Persuadámonos de una vez en las acciones exteriores, a las que damos tanta importancia, no son más que el cuerpo, y que la intención y el interior, es el alma.

No se sabe hasta que punto es incalculablemente peligroso el camino de la tibieza. Durante toda nuestra vida debemos recordar que Dios soporta durante algún tiempo los pecados que se cometen sin escrúpulo : mas si se persiste en ellos, por un justo castigo de Dios, o se cae en un pecado manifiestamente mortal, o se encuentra uno envuelto en un fastidioso asunto o se ve infamado por una calumnia que no tenía razón de ser, pero que Dios ha permitido para corregir alguna otra falta en la que no se pensaba.

San Efrén, en su juventud, encerrado en la cárcel por un crimen supuesto, se quejaba a Dios, y queriéndole demostrar su inocencia, parecía acusar a la Providencia de haberle olvidado. Se le apareció un ángel y le dijo: ¿No recordáis el daño que hicisteis tal día a un pobre aldeano matándole la vaca a pedradas? ¿Qué penitencia habéis hecho y qué satisfacción habéis dado? Dios os sacará de aquí, pero no antes de quince días. Además, que no sois el único a quien Dios trata así, pues algunos de los que aquí están son inocentes de los crímenes que les atribuyen; mas han hecho otros que la justicia humana ignora y que la divina quiere castigar: los jueces los castigaron por crímenes que no habían cometido ; y Dios permitirá que sean ejecutados para castigar los crímenes secretos que sólo Él conoce. Los juicios de Dios son terribles: hemos sido llamados a un grado de perfección, y si después de habernos esperado tanto tiempo, ve que continuamente le resistimos, nos priva de las gracias que nos tenía dispuestas, nos quita las que ya nos había dado y algunas veces hasta la misma vida ; adelantándonos la muerte por el temor de que lleguemos a caer en una desgracia mayor. Esto es lo que sucede con frecuencia a los religiosos que viven tibia y negligentemente.

A este don de temor pertenece la primera bienaventuranza : bienaventurados los pobres de espíritu (1): la desnudez de espíritu que comprende el despego total del afecto a los honores y a los bienes temporales se sigue necesariamente del perfecto temor de Dios ; siendo éste el mismo espíritu que nos lleva a someternos plenamente Dios y a no estimar más que a Dios, despreciando todo lo demás, no permite que nos elevemos ni delante de nosotros mismos buscando nuestra propia excelencia, ni por encima de los demás buscando las riquezas y las comodidades temporales.

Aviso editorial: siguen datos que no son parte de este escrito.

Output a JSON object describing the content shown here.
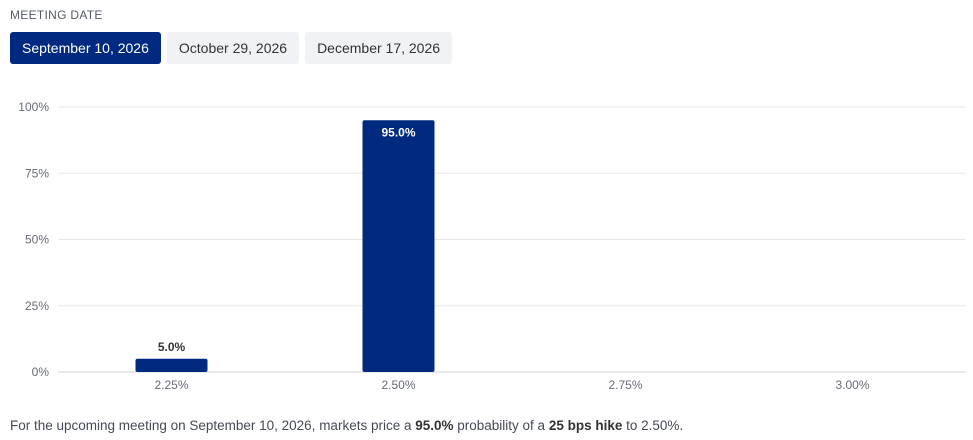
{
  "header": {
    "section_label": "MEETING DATE"
  },
  "tabs": [
    {
      "label": "September 10, 2026",
      "active": true
    },
    {
      "label": "October 29, 2026",
      "active": false
    },
    {
      "label": "December 17, 2026",
      "active": false
    }
  ],
  "colors": {
    "accent": "#002a7f",
    "grid": "#e6e8eb",
    "tab_inactive_bg": "#f0f2f5"
  },
  "chart_data": {
    "type": "bar",
    "categories": [
      "2.25%",
      "2.50%",
      "2.75%",
      "3.00%"
    ],
    "values": [
      5.0,
      95.0,
      0,
      0
    ],
    "value_labels": [
      "5.0%",
      "95.0%",
      "",
      ""
    ],
    "ylim": [
      0,
      100
    ],
    "yticks": [
      0,
      25,
      50,
      75,
      100
    ],
    "ytick_labels": [
      "0%",
      "25%",
      "50%",
      "75%",
      "100%"
    ],
    "grid": true,
    "title": "",
    "xlabel": "",
    "ylabel": ""
  },
  "summary": {
    "prefix": "For the upcoming meeting on September 10, 2026, markets price a ",
    "probability": "95.0%",
    "middle": " probability of a ",
    "move": "25 bps hike",
    "suffix": " to 2.50%."
  }
}
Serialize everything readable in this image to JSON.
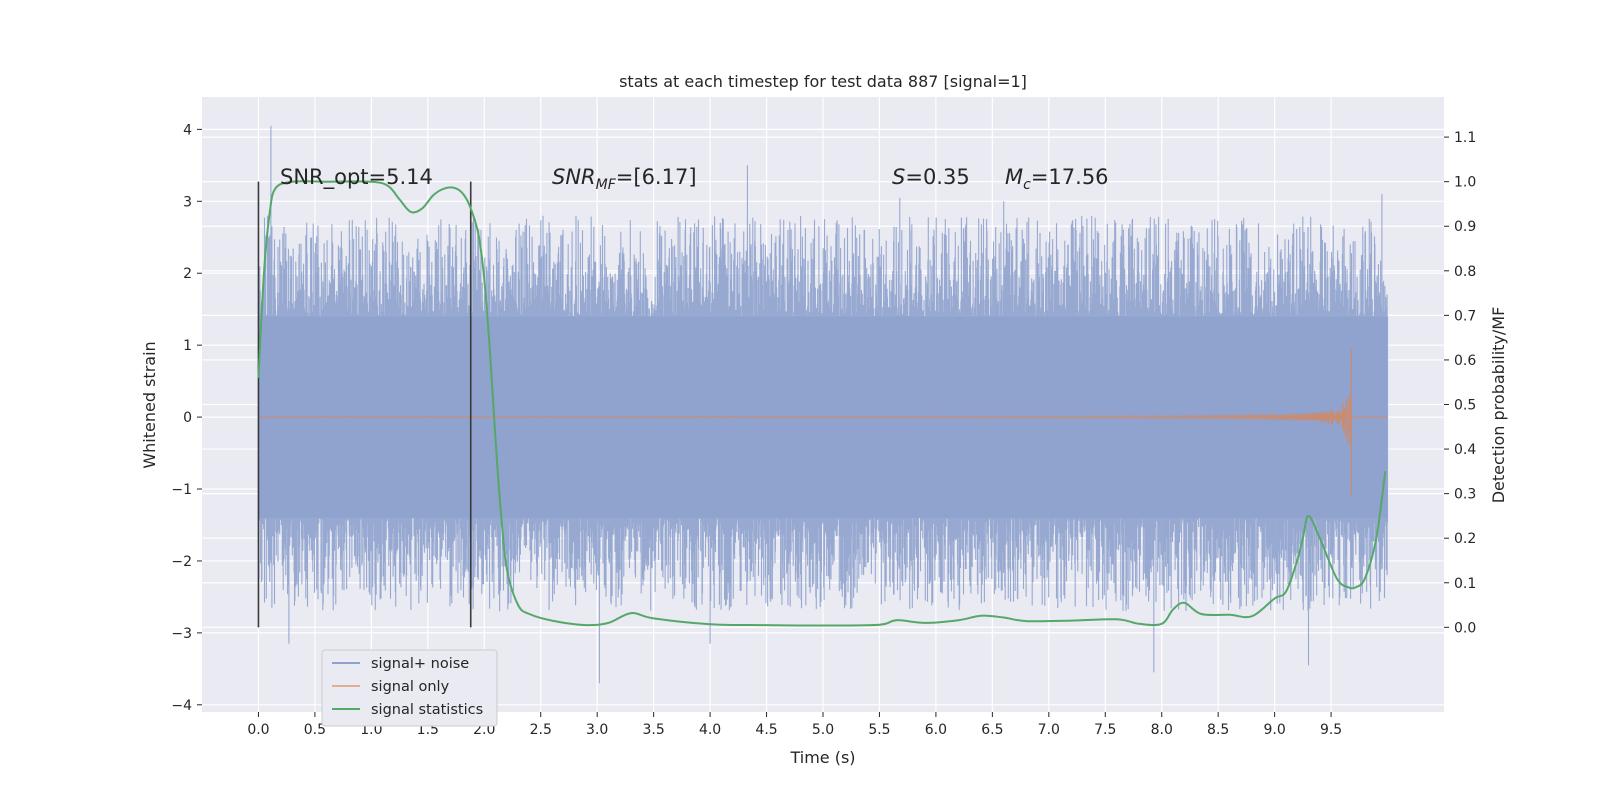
{
  "chart_data": {
    "type": "line",
    "title": "stats at each timestep for test data 887 [signal=1]",
    "xlabel": "Time (s)",
    "ylabel": "Whitened strain",
    "ylabel_right": "Detection probability/MF",
    "xlim": [
      -0.5,
      10.5
    ],
    "ylim": [
      -4.1,
      4.45
    ],
    "ylim_right": [
      -0.19,
      1.19
    ],
    "grid": true,
    "x_ticks": [
      0.0,
      0.5,
      1.0,
      1.5,
      2.0,
      2.5,
      3.0,
      3.5,
      4.0,
      4.5,
      5.0,
      5.5,
      6.0,
      6.5,
      7.0,
      7.5,
      8.0,
      8.5,
      9.0,
      9.5
    ],
    "x_tick_labels": [
      "0.0",
      "0.5",
      "1.0",
      "1.5",
      "2.0",
      "2.5",
      "3.0",
      "3.5",
      "4.0",
      "4.5",
      "5.0",
      "5.5",
      "6.0",
      "6.5",
      "7.0",
      "7.5",
      "8.0",
      "8.5",
      "9.0",
      "9.5"
    ],
    "y_ticks": [
      -4,
      -3,
      -2,
      -1,
      0,
      1,
      2,
      3,
      4
    ],
    "y_tick_labels": [
      "−4",
      "−3",
      "−2",
      "−1",
      "0",
      "1",
      "2",
      "3",
      "4"
    ],
    "y_right_ticks": [
      0.0,
      0.1,
      0.2,
      0.3,
      0.4,
      0.5,
      0.6,
      0.7,
      0.8,
      0.9,
      1.0,
      1.1
    ],
    "y_right_tick_labels": [
      "0.0",
      "0.1",
      "0.2",
      "0.3",
      "0.4",
      "0.5",
      "0.6",
      "0.7",
      "0.8",
      "0.9",
      "1.0",
      "1.1"
    ],
    "annotations": {
      "snr_opt": "SNR_opt=5.14",
      "snr_mf_base": "SNR",
      "snr_mf_sub": "MF",
      "snr_mf_value": "=[6.17]",
      "s_label": "S",
      "s_value": "=0.35",
      "mc_base": "M",
      "mc_sub": "c",
      "mc_value": "=17.56"
    },
    "vertical_markers_x": [
      0.0,
      1.88
    ],
    "legend": {
      "placement": "lower-left",
      "entries": [
        "signal+ noise",
        "signal only",
        "signal statistics"
      ]
    },
    "colors": {
      "background": "#eaeaf2",
      "grid": "#ffffff",
      "noise": "#8ea2cd",
      "signal": "#dd8452",
      "stats": "#55a868",
      "marker": "#3a3a3a"
    },
    "series": [
      {
        "name": "signal+ noise",
        "axis": "left",
        "band_range": [
          0.0,
          10.0
        ],
        "band_core": [
          -1.4,
          1.4
        ],
        "peak_points": [
          [
            0.11,
            4.05
          ],
          [
            0.27,
            -3.15
          ],
          [
            4.33,
            3.5
          ],
          [
            3.02,
            -3.7
          ],
          [
            4.0,
            -3.15
          ],
          [
            7.93,
            -3.55
          ],
          [
            9.3,
            -3.45
          ],
          [
            9.95,
            3.1
          ],
          [
            6.6,
            3.0
          ],
          [
            5.68,
            3.05
          ]
        ]
      },
      {
        "name": "signal only",
        "axis": "left",
        "x_range": [
          0.0,
          9.68
        ],
        "chirp_end_amplitude": 0.95
      },
      {
        "name": "signal statistics",
        "axis": "right",
        "x": [
          0.0,
          0.05,
          0.1,
          0.15,
          0.3,
          0.6,
          1.0,
          1.15,
          1.25,
          1.35,
          1.45,
          1.55,
          1.65,
          1.75,
          1.82,
          1.88,
          1.95,
          2.0,
          2.05,
          2.1,
          2.15,
          2.2,
          2.3,
          2.4,
          2.6,
          2.9,
          3.1,
          3.3,
          3.5,
          4.0,
          4.5,
          5.0,
          5.5,
          5.65,
          5.9,
          6.2,
          6.4,
          6.6,
          6.8,
          7.2,
          7.6,
          7.8,
          8.0,
          8.1,
          8.2,
          8.35,
          8.6,
          8.8,
          9.0,
          9.1,
          9.2,
          9.25,
          9.3,
          9.4,
          9.55,
          9.65,
          9.72,
          9.8,
          9.9,
          9.98
        ],
        "y": [
          0.56,
          0.8,
          0.93,
          0.985,
          1.0,
          1.0,
          1.0,
          0.99,
          0.96,
          0.932,
          0.94,
          0.97,
          0.985,
          0.985,
          0.97,
          0.94,
          0.88,
          0.78,
          0.62,
          0.42,
          0.25,
          0.13,
          0.05,
          0.03,
          0.015,
          0.005,
          0.01,
          0.032,
          0.02,
          0.007,
          0.005,
          0.004,
          0.006,
          0.016,
          0.01,
          0.016,
          0.026,
          0.022,
          0.014,
          0.015,
          0.018,
          0.008,
          0.008,
          0.04,
          0.055,
          0.03,
          0.028,
          0.025,
          0.065,
          0.08,
          0.15,
          0.2,
          0.25,
          0.2,
          0.11,
          0.09,
          0.09,
          0.11,
          0.2,
          0.35
        ]
      }
    ]
  }
}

Los frutos del Espíritu Santo que corresponden a esta don son los de modestia, templanza y castidad. El primero, porque nada ayuda tanto a la modestia como el temeroso respeto a Dios que el espíritu de temor filial inspira ; y los otros dos, porque al quitar o moderar las comodidades de la vida y las placeres del cuerpo, contribuyen con el don de temor a refrenar la concupiscencia.